Ao que importa agora, estabelece o art. 57º, n.º 1, alínea e) do NRAU: “o arrendamento para habitação não caduca por morte do primitivo arrendatário quando lhe sobreviva filho ou enteado maior de idade, que com ele convivesse há mais de um ano, portador de deficiência com grau comprovado de incapacidade superior a 60%”.

Primitivo arrendatário é aquele que dá origem à cascata de devoluções”. Ou seja, no nosso caso, o pai da Ré.

Analisada a norma, verificamos que são requisitos da transmissão do arrendamento para efeitos da alínea e) do n.º 1 do art. 57º do NRAU: a) – ser o filho maior de idade (para usarmos as palavras da lei); b) – ter o filho convivido com o primitivo arrendatário por mais de um ano; c) – ser o filho portador de deficiência com grau de incapacidade superior a 60%.

Estes requisitos são de verificação cumulativa.

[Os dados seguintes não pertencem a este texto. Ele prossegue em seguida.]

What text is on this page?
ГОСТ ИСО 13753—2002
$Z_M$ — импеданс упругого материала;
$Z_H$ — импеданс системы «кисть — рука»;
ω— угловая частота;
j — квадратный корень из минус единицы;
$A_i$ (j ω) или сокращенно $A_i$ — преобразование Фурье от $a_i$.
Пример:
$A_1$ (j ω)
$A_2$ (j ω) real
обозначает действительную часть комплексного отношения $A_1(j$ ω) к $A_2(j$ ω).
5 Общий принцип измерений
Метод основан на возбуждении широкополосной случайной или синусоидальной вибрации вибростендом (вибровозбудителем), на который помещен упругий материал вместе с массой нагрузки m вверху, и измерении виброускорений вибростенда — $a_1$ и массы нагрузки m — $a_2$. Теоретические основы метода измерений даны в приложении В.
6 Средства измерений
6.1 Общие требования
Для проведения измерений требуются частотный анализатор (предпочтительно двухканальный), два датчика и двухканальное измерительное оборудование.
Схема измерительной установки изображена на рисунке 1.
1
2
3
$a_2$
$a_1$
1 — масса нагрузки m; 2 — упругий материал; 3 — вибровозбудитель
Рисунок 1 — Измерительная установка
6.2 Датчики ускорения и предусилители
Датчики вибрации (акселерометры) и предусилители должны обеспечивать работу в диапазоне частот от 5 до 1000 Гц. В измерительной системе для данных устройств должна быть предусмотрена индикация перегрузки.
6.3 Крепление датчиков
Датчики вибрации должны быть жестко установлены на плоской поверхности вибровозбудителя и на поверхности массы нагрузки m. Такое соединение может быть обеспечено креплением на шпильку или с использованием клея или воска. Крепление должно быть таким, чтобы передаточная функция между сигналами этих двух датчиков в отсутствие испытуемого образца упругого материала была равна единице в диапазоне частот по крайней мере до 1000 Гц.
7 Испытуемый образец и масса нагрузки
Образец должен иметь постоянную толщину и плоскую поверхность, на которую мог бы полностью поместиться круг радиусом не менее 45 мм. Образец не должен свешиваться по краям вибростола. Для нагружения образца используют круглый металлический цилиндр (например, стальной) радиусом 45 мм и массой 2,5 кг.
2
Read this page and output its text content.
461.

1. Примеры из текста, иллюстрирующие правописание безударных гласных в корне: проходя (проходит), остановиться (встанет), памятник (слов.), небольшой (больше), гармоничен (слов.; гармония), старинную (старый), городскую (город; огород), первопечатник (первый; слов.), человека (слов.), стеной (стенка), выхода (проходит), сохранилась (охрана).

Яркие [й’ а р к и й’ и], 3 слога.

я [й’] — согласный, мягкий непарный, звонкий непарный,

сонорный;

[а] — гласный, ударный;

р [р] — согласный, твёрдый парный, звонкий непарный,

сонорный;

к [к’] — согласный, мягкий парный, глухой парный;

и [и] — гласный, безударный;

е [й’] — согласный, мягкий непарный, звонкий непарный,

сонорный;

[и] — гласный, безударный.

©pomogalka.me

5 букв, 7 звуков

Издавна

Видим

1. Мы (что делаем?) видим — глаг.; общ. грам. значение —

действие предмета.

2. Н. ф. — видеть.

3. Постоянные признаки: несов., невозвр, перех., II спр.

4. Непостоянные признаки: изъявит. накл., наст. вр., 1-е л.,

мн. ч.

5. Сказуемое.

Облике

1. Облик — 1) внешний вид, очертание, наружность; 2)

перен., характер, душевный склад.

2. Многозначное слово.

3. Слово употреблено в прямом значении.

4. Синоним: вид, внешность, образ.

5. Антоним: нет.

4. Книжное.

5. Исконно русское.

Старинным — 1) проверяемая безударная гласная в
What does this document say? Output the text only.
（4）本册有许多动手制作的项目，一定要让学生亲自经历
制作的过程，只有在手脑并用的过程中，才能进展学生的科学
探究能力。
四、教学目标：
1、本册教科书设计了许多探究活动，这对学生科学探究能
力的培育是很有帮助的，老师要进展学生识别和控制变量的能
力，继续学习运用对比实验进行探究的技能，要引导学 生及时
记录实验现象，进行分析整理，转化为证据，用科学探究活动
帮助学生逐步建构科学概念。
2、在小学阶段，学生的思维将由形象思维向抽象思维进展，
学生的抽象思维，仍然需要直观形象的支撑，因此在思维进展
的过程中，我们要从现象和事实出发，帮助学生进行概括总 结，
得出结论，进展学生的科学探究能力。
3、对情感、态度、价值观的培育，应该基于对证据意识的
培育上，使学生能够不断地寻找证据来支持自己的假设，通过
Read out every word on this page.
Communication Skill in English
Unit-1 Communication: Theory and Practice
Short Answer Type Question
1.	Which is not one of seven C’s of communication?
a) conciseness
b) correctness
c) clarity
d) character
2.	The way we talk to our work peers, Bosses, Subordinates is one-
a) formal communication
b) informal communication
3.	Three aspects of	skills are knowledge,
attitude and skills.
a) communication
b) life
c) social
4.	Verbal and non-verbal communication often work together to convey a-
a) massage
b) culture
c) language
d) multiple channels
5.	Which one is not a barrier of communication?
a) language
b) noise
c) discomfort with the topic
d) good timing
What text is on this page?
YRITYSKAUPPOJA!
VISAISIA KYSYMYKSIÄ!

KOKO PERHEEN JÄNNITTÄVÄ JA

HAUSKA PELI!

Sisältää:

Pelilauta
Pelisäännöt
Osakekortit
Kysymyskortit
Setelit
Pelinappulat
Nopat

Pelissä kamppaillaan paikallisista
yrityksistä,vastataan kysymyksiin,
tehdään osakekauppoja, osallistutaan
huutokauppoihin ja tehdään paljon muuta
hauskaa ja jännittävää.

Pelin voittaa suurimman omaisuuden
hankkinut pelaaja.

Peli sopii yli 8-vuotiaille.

O regime do art. 57º do NRAU, como bem observa L.M. Teles de Menezes Leitão, facilita a transmissão, por morte do arrendatário, no arrendamento para habitação, em relação ao regime anterior, designadamente: a) – pelo que respeita ao requisito negativo de o arrendatário não ter outra habitação na localidade, antes previsto no art. 86º do RAU; b) – quanto à possibilidade de poder haver segunda transmissão, agora consentida pelo n.º 4 do art. 57º do NRAU. Mas, restringe-a na última parte da alínea e) do n.º 1.

O n.º 2 do art. 57º do NRAU nada mais faz que estabelecer a prioridade (hierarquia ou preferência)...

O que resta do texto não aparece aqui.